Under the assumption that there must have been a turncoat in the testing group, and with her game pod (an incognizant lump of living tissue) injured in the assault and dying, Allegra persuades a reluctant "virgin" Ted to get retrofitted with a bioport so he can plug in to the game and help her search the remnants of the other players input, hoping to discover who set her up to be killed.

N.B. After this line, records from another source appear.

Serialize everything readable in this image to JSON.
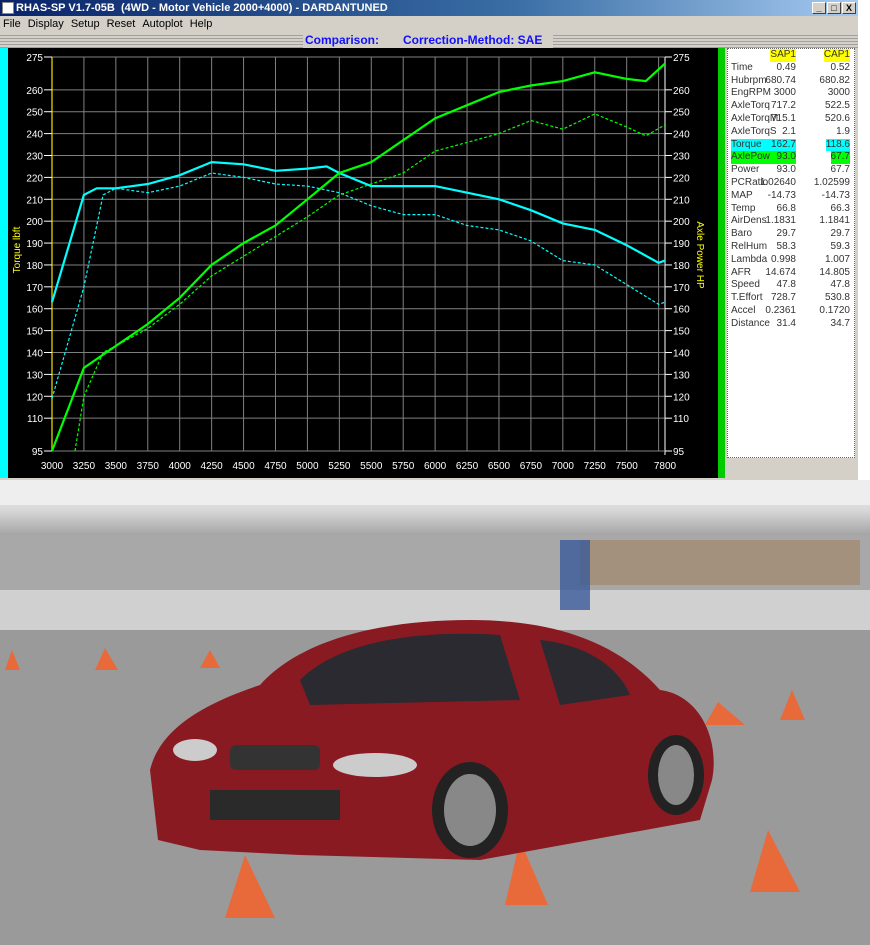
{
  "window": {
    "title": "RHAS-SP V1.7-05B  (4WD - Motor Vehicle 2000+4000) - DARDANTUNED",
    "controls": [
      "_",
      "□",
      "X"
    ]
  },
  "menu": [
    "File",
    "Display",
    "Setup",
    "Reset",
    "Autoplot",
    "Help"
  ],
  "status": {
    "comparison": "Comparison:",
    "method": "Correction-Method: SAE"
  },
  "colors": {
    "torque": "#00ffff",
    "axlepow": "#00ff00",
    "grid": "#808080",
    "axis_label": "#ffff00"
  },
  "table": {
    "headers": [
      "SAP1",
      "CAP1"
    ],
    "rows": [
      [
        "Time",
        "0.49",
        "0.52"
      ],
      [
        "Hubrpm",
        "680.74",
        "680.82"
      ],
      [
        "EngRPM",
        "3000",
        "3000"
      ],
      [
        "AxleTorq",
        "717.2",
        "522.5"
      ],
      [
        "AxleTorqM",
        "715.1",
        "520.6"
      ],
      [
        "AxleTorqS",
        "2.1",
        "1.9"
      ],
      [
        "Torque",
        "162.7",
        "118.6"
      ],
      [
        "AxlePow",
        "93.0",
        "67.7"
      ],
      [
        "Power",
        "93.0",
        "67.7"
      ],
      [
        "PCRatio",
        "1.02640",
        "1.02599"
      ],
      [
        "MAP",
        "-14.73",
        "-14.73"
      ],
      [
        "Temp",
        "66.8",
        "66.3"
      ],
      [
        "AirDens",
        "1.1831",
        "1.1841"
      ],
      [
        "Baro",
        "29.7",
        "29.7"
      ],
      [
        "RelHum",
        "58.3",
        "59.3"
      ],
      [
        "Lambda",
        "0.998",
        "1.007"
      ],
      [
        "AFR",
        "14.674",
        "14.805"
      ],
      [
        "Speed",
        "47.8",
        "47.8"
      ],
      [
        "T.Effort",
        "728.7",
        "530.8"
      ],
      [
        "Accel",
        "0.2361",
        "0.1720"
      ],
      [
        "Distance",
        "31.4",
        "34.7"
      ]
    ]
  },
  "chart_data": {
    "type": "line",
    "ylabel": "Torque lbft",
    "y2label": "Axle Power HP",
    "xlim": [
      3000,
      7800
    ],
    "ylim": [
      95,
      275
    ],
    "y2lim": [
      95,
      275
    ],
    "grid": true,
    "xticks": [
      3000,
      3250,
      3500,
      3750,
      4000,
      4250,
      4500,
      4750,
      5000,
      5250,
      5500,
      5750,
      6000,
      6250,
      6500,
      6750,
      7000,
      7250,
      7500,
      7800
    ],
    "yticks": [
      95,
      110,
      120,
      130,
      140,
      150,
      160,
      170,
      180,
      190,
      200,
      210,
      220,
      230,
      240,
      250,
      260,
      275
    ],
    "series": [
      {
        "name": "Torque",
        "run": "SAP1",
        "style": "solid",
        "color": "#00ffff",
        "x": [
          3000,
          3250,
          3350,
          3500,
          3750,
          4000,
          4250,
          4500,
          4750,
          5000,
          5150,
          5250,
          5500,
          5750,
          6000,
          6250,
          6500,
          6750,
          7000,
          7250,
          7500,
          7750,
          7800
        ],
        "y": [
          163,
          212,
          215,
          215,
          217,
          221,
          227,
          226,
          223,
          224,
          225,
          222,
          216,
          216,
          216,
          213,
          210,
          205,
          199,
          196,
          189,
          181,
          182
        ]
      },
      {
        "name": "Torque",
        "run": "CAP1",
        "style": "dashed",
        "color": "#00ffff",
        "x": [
          3000,
          3250,
          3400,
          3500,
          3750,
          4000,
          4250,
          4500,
          4750,
          5000,
          5250,
          5500,
          5750,
          6000,
          6250,
          6500,
          6750,
          7000,
          7250,
          7500,
          7750,
          7800
        ],
        "y": [
          119,
          170,
          212,
          215,
          213,
          216,
          222,
          220,
          217,
          216,
          213,
          207,
          203,
          203,
          198,
          196,
          191,
          182,
          180,
          171,
          162,
          163
        ]
      },
      {
        "name": "AxlePow",
        "run": "SAP1",
        "style": "solid",
        "color": "#00ff00",
        "x": [
          3000,
          3250,
          3500,
          3750,
          4000,
          4250,
          4500,
          4750,
          5000,
          5250,
          5500,
          5750,
          6000,
          6250,
          6500,
          6750,
          7000,
          7250,
          7500,
          7650,
          7800
        ],
        "y": [
          95,
          133,
          143,
          153,
          165,
          180,
          190,
          198,
          210,
          222,
          227,
          237,
          247,
          253,
          259,
          262,
          264,
          268,
          265,
          264,
          272
        ]
      },
      {
        "name": "AxlePow",
        "run": "CAP1",
        "style": "dashed",
        "color": "#00ff00",
        "x": [
          3180,
          3250,
          3400,
          3500,
          3750,
          4000,
          4250,
          4500,
          4750,
          5000,
          5250,
          5500,
          5750,
          6000,
          6250,
          6500,
          6750,
          7000,
          7250,
          7500,
          7650,
          7800
        ],
        "y": [
          95,
          120,
          140,
          143,
          151,
          162,
          175,
          184,
          193,
          202,
          212,
          217,
          222,
          232,
          236,
          240,
          246,
          242,
          249,
          243,
          239,
          244
        ]
      }
    ]
  }
}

In the game, Allegra and Ted are cast as reality terrorists themselves, and are lead through a surreal and ever-changing approximation of the secretive and gruesome industry that creates the "metapods." They seek out their answers in an unsanitary hatchery where the pods are grown from mutated amphibians, and back in the real world (or is it?) they drop in on a fellow gamer (Ian Holm) who tries to save Allegra's pod in a graphic surgery (barf bag, please).

"eXistenZ" is quintessential Cronenberg. His fixation with body mutilation (the bioports, biological guns made from half-decayed body parts) and sexuality (the "UmbyCords" slishing into the bioports) are the kind of inherently disturbing concepts and images that mainstream moviegoers often can't handle unless presented as camp, like in a horror movie.

But Cronenberg, of course, has so much more in mind than just creeping people out. He immerses us in his eccentric, innovative (and, yes, sometimes gruesome) vision, assuming his audience is intelligent enough to understand it. Stylistically and intellectually "eXistenZ" is the opposite of the similarly-themed -- but ultimately dumbed down -- "Matrix." Although early on the picture gives off the air of corny science fiction, the director's envelope-pushing, high IQ concepts distance this film from its comic book anchoring.

Anchoring the film in another way is Leigh's evasively powerful performance as Allegra, the designer who has spent so much time in her own games that she has developed an unnatural detachment from her emotions.

The sci-fi silliness is always just one misstep away, so I spent whole sections of the movie worrying that it was going to turn dumb on me at any moment. But with a final, surprise torque on the twisting story, "eXistenZ" justifies itself with a powerful payoff that makes some (although not much) sense of everything that came before it.